Crutchfield JP, Whalen S - PLoS Comput. Biol. (2012)

Bottom Line: We introduce a theory of sequential causal inference in which learners in a chain estimate a structural model from their upstream "teacher" and then pass samples from the model to their downstream "student".It extends the population dynamics of genetic drift, recasting Kimura's selectively neutral theory as a special case of a generalized drift process using structured populations with memory.We also demonstrate how the organization of drift process space controls fidelity, facilitates innovations, and leads to information loss in sequential learning with and without memory.

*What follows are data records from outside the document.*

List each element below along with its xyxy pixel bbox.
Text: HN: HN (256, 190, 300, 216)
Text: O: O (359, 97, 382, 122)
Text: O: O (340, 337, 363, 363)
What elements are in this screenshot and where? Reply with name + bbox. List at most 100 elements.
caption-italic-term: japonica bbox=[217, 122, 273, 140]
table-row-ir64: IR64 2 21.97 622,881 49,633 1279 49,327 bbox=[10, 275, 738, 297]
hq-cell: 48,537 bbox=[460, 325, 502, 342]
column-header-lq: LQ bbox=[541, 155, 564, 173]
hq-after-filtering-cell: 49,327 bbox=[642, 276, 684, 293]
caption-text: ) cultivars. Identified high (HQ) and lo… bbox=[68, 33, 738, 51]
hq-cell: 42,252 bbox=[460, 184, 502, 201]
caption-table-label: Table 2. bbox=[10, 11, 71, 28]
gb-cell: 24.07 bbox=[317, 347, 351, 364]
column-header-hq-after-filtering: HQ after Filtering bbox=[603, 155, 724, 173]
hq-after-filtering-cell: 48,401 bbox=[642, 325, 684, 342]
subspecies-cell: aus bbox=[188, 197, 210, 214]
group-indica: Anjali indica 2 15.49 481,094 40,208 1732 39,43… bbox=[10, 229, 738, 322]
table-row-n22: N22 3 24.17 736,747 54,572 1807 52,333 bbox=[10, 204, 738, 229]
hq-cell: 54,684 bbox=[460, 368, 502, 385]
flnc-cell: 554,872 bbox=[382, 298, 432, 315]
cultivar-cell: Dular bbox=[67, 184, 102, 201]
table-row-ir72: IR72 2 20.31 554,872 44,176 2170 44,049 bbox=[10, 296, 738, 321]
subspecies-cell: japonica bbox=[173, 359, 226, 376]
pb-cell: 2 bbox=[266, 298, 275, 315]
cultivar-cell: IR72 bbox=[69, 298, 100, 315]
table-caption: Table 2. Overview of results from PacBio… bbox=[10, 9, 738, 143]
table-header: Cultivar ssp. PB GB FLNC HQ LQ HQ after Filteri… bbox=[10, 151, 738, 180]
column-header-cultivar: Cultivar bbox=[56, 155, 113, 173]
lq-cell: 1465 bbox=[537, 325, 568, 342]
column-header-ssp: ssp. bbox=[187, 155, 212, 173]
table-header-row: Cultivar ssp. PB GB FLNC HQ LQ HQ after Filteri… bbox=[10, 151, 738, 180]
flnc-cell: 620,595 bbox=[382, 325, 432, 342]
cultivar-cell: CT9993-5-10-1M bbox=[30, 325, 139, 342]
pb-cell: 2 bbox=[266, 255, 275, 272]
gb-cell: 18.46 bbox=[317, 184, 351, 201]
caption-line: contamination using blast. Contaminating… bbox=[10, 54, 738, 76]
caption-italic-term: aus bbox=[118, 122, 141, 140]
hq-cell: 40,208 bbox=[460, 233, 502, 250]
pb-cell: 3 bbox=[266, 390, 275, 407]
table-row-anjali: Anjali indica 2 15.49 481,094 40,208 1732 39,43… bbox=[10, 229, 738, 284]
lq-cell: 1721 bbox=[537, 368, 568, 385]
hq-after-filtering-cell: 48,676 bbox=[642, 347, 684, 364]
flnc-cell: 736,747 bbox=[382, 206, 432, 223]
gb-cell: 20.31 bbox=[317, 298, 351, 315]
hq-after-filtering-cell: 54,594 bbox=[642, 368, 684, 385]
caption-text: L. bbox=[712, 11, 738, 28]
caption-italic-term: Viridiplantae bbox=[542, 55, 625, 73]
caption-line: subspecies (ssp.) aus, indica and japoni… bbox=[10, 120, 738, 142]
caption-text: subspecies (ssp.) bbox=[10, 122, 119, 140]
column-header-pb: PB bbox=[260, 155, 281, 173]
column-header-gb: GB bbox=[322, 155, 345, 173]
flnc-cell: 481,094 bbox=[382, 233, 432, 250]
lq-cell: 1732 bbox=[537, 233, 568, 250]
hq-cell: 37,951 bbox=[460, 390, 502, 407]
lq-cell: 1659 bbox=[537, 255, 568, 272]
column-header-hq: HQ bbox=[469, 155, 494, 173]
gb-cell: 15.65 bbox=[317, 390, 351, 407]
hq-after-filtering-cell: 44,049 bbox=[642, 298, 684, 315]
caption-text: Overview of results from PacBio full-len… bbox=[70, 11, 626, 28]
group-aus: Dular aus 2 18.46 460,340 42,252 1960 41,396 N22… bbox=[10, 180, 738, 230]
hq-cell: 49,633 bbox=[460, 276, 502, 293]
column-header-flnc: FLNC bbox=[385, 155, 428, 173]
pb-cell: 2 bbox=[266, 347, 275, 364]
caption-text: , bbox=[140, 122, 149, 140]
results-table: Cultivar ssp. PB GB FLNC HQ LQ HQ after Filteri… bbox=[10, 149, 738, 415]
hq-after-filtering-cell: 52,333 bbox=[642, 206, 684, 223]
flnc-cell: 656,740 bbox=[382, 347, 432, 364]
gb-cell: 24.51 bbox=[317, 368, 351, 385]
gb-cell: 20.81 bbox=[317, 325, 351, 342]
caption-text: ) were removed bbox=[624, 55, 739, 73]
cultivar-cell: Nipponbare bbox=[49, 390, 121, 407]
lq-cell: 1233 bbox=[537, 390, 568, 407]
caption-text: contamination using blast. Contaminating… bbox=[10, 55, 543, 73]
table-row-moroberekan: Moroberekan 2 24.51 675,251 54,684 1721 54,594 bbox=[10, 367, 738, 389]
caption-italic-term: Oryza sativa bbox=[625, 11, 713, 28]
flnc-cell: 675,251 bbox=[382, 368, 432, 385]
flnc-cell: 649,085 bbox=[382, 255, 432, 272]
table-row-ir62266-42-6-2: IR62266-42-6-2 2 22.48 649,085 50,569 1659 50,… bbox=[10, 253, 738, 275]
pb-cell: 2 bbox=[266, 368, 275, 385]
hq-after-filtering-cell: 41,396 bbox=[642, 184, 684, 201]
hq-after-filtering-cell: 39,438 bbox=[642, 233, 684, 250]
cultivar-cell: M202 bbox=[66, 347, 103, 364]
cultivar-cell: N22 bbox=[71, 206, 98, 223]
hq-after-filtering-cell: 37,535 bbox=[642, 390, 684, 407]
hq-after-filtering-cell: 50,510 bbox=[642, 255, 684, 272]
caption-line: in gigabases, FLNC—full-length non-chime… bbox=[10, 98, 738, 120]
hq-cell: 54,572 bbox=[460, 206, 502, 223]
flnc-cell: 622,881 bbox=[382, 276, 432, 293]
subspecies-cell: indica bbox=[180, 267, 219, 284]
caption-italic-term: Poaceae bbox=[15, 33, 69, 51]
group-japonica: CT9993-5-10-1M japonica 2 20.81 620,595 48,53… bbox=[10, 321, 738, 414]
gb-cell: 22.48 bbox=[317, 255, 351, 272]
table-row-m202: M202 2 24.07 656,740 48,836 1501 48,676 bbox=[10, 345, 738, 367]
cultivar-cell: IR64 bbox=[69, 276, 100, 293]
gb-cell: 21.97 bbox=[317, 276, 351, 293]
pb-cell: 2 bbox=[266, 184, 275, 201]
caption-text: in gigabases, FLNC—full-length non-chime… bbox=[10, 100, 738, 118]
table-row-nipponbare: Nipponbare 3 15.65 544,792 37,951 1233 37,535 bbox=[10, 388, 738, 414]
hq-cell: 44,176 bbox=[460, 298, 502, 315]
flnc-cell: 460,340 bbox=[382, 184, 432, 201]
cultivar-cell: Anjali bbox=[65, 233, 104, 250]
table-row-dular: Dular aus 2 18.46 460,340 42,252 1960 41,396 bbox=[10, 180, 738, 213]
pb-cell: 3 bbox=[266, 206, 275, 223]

View Article: PubMed Central - PubMed

Affiliation: Complexity Sciences Center, Physics Department, University of California Davis, Davis, California, United States of America. chaos@ucdavis.edu

ABSTRACT
We introduce a theory of sequential causal inference in which learners in a chain estimate a structural model from their upstream "teacher" and then pass samples from the model to their downstream "student". It extends the population dynamics of genetic drift, recasting Kimura's selectively neutral theory as a special case of a generalized drift process using structured populations with memory. We examine the diffusion and fixation properties of several drift processes and propose applications to learning, inference, and evolution. We also demonstrate how the organization of drift process space controls fidelity, facilitates innovations, and leads to information loss in sequential learning with and without memory.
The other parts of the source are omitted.